Another aspect, apart from the comparative studies of the anatomy of the tongue in different animal species, is the reference of its structure to the type of food consumed (Iwasaki, 2002). In the case of the red panda, which is a highly selective forager, the diet is dominated by leaves, mainly young leaves and shoots of bamboo (Pradhan, Saha & Khan, 2001; Wei & Zhang, 2011a, 2011b; Panthi et al., 2012; Thapa & Basnet, 2015). The dominance of bamboo in the diet may be related to the fact that low nutrient content may help the poor digestive system of red panda (Thapa & Basnet, 2015). The lack of strongly developed mechanical conical papillae in Ailurus fulgens f. on the tongue surface, unlike, for example, mechanical lingual papillae in herbivores, probably may be related to the type of plant food that is particularly dominant in red panda. Therefore, the mucosa covering the tongue is not exposed to mechanical damage to the same extent as in herbivores, which also consume harder plant food.

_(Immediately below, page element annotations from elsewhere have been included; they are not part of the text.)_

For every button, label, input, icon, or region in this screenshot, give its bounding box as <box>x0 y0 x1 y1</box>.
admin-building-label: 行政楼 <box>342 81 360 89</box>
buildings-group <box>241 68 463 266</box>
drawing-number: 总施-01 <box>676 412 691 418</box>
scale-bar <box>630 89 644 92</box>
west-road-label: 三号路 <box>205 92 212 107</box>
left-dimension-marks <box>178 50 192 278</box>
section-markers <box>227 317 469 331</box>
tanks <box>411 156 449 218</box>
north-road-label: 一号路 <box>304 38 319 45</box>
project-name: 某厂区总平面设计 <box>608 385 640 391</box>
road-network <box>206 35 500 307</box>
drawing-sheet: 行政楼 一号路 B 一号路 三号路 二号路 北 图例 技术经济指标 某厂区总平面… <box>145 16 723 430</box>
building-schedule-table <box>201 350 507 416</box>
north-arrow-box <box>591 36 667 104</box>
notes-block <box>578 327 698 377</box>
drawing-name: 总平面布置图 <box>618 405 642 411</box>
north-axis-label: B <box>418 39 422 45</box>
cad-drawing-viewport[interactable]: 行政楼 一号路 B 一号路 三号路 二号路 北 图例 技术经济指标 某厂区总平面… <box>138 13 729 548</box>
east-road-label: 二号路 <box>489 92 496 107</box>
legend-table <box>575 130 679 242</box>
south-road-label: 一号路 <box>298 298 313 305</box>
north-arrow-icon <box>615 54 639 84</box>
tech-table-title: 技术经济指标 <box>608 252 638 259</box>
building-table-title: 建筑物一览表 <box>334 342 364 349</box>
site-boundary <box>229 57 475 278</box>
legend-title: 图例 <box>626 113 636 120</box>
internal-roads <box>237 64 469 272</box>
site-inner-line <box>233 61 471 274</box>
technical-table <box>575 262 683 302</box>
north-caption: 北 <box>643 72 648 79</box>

The results of our research expand knowledge not only about the anatomy of the tongue in Ailurus fulgens f., but the results of these studies may be useful in veterinary medicine, especially for veterinarians specializing in working with exotic animals in veterinary clinics in zoos and people dealing with wildlife conservation in the case of such a valuable species like the red panda. Knowledge of the correct macroscopic and histological structure is extremely important from the point of view in veterinary surgery. Additionally, the results of the present study will form a basis for comparative anatomical studies of the biodiversity of endemic species and at the same time comparative studies in species where the diet is highly specialized as in Ailurus fulgens f. compared to other representatives phylogenetically related to the red panda. To summarizing, the results of our research refer not only to the basic anatomy of the tongue but may have a wider scope and support the above-mentioned other research areas.
Conclusions
The study of the two tongues of Ailurus fulgens f. revealed that the presence of lyssa is a characteristic feature of the tongue of Ailurus fulgens f., and also a feature comparable to other representatives of the Carnivora order. However, the number of vallate papillae was individually variable. Furthermore, the existence of further differences between the male and the female of the study species cannot be excluded, as well as possible differences in the number of gustatory papillae between Ailurus fulgens f. and Ailurus fulgens s. Therefore the present study is an initial analysis of features typical of the tongue of this representative of the Ailuridae family.
Supplemental Information
Surface of the tongues of red pandas.
The figure is showing dorsal and ventral surface of the tongue from adult red panda male 1 (Ailurus fulgens f.) and vallate papillae area of red panda male 2 without any measurements or letters. These both tongues were used for detailed stereoscopic, LM and SEM analyses in our study.